Natural Resources & Environment
The Earth's temperature is rising as a result of increased atmospheric concentrations of greenhouse gases. Agriculture is a source of methane and nitrous oxide emissions, two prominent greenhouse gases. Changes in agricultural practices can reduce emissions of these gases, and reduce atmospheric concentration of carbon dioxide by sequestering carbon in soil.
Some farming practices (excess fertilization and manure, for example) can degrade our Nation's natural resources while others (such as preserving land for wildlife) can enhance our natural heritage. USDA conservation programs offer producers a range of options for assistance with conservation efforts.
ERS analyzes the use and efficacy of conservation practices and of Federal programs and policies aimed at combating the harmful effects of agriculture as they relate to soil quality, water quality, air quality, wildlife habitat, and wetlands preservation.

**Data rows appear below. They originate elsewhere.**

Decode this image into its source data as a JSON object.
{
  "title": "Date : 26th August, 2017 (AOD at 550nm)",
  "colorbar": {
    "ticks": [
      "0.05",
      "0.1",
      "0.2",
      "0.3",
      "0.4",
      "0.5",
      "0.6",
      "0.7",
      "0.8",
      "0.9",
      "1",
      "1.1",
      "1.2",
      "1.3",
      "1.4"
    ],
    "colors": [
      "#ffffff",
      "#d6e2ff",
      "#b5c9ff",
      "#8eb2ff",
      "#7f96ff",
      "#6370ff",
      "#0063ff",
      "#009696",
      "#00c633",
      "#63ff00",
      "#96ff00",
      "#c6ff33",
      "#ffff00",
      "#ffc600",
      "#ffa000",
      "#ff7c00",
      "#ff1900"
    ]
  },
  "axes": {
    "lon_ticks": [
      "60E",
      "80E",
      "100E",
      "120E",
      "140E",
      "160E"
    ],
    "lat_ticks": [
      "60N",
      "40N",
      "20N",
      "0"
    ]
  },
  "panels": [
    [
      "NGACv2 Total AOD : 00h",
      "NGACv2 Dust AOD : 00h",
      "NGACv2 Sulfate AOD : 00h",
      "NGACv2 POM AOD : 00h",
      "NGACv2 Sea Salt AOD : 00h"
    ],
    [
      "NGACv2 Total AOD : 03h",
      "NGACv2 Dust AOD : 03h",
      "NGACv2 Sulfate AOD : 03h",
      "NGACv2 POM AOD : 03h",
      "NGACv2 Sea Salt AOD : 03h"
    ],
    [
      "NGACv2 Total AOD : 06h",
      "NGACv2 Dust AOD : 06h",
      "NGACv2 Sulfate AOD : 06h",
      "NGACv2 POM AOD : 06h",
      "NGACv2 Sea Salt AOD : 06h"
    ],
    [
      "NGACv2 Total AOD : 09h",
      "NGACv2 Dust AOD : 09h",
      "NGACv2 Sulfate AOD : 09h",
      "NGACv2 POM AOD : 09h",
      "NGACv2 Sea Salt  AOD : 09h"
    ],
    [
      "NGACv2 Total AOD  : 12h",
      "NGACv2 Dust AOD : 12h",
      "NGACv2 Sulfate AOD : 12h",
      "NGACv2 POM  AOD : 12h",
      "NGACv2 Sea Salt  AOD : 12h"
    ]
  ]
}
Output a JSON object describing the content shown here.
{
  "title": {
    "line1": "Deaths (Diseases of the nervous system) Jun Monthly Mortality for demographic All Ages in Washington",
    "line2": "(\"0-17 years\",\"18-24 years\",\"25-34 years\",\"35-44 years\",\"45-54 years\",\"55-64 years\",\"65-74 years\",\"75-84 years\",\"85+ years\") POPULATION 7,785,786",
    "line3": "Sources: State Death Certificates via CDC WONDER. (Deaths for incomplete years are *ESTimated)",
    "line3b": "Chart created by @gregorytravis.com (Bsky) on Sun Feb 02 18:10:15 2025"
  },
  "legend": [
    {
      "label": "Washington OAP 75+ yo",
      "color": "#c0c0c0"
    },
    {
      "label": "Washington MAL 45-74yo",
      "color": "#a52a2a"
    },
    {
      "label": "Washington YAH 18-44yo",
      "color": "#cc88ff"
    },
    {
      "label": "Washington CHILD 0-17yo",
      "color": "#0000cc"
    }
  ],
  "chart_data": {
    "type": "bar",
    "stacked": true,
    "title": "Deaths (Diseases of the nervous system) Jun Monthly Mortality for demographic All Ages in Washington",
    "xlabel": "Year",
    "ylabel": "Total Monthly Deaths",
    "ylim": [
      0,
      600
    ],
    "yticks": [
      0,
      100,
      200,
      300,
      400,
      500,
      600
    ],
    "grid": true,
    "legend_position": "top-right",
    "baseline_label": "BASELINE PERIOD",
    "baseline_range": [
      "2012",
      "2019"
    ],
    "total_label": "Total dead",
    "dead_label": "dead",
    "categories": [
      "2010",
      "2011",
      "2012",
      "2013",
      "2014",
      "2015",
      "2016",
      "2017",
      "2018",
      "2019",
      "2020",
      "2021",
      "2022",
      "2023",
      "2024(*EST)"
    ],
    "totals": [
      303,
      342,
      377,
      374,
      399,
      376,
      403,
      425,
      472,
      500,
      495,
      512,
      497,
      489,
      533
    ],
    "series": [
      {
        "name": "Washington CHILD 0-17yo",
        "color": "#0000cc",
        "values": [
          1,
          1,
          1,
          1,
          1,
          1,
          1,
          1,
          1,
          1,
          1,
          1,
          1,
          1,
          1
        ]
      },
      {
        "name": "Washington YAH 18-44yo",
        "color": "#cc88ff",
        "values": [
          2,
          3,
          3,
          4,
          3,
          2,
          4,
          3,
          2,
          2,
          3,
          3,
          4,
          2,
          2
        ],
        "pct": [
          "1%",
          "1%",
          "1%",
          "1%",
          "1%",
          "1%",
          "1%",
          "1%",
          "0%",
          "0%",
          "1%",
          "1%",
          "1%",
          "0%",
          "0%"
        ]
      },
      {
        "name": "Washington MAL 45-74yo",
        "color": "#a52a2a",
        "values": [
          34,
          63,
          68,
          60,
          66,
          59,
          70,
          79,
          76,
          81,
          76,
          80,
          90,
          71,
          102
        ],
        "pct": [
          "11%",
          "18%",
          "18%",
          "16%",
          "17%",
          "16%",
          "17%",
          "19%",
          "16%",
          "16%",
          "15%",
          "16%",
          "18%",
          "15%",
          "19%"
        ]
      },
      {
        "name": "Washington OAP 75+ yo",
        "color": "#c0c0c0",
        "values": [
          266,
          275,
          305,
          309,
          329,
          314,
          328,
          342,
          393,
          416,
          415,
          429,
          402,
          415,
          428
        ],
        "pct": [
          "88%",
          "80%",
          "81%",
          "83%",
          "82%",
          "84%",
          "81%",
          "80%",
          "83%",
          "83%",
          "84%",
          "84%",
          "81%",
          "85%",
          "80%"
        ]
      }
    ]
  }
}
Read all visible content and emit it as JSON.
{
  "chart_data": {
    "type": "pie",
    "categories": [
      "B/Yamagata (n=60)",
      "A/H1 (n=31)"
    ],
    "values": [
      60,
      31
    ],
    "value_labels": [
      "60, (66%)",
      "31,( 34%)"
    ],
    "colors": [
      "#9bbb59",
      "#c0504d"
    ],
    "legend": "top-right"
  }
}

Consumer demand for organically produced goods has shown double-digit growth for well over a decade, providing market incentives for U.S. farmers across a broad range of products. Growth in organic agricultural production is occurring in both developed and developing countries worldwide, and the competition for major consumer markets in developed countries, particularly the United States and Europe, is increasing. ERS research on organic agriculture looks at these issues, and the chapter on organic trade has been updated with this release.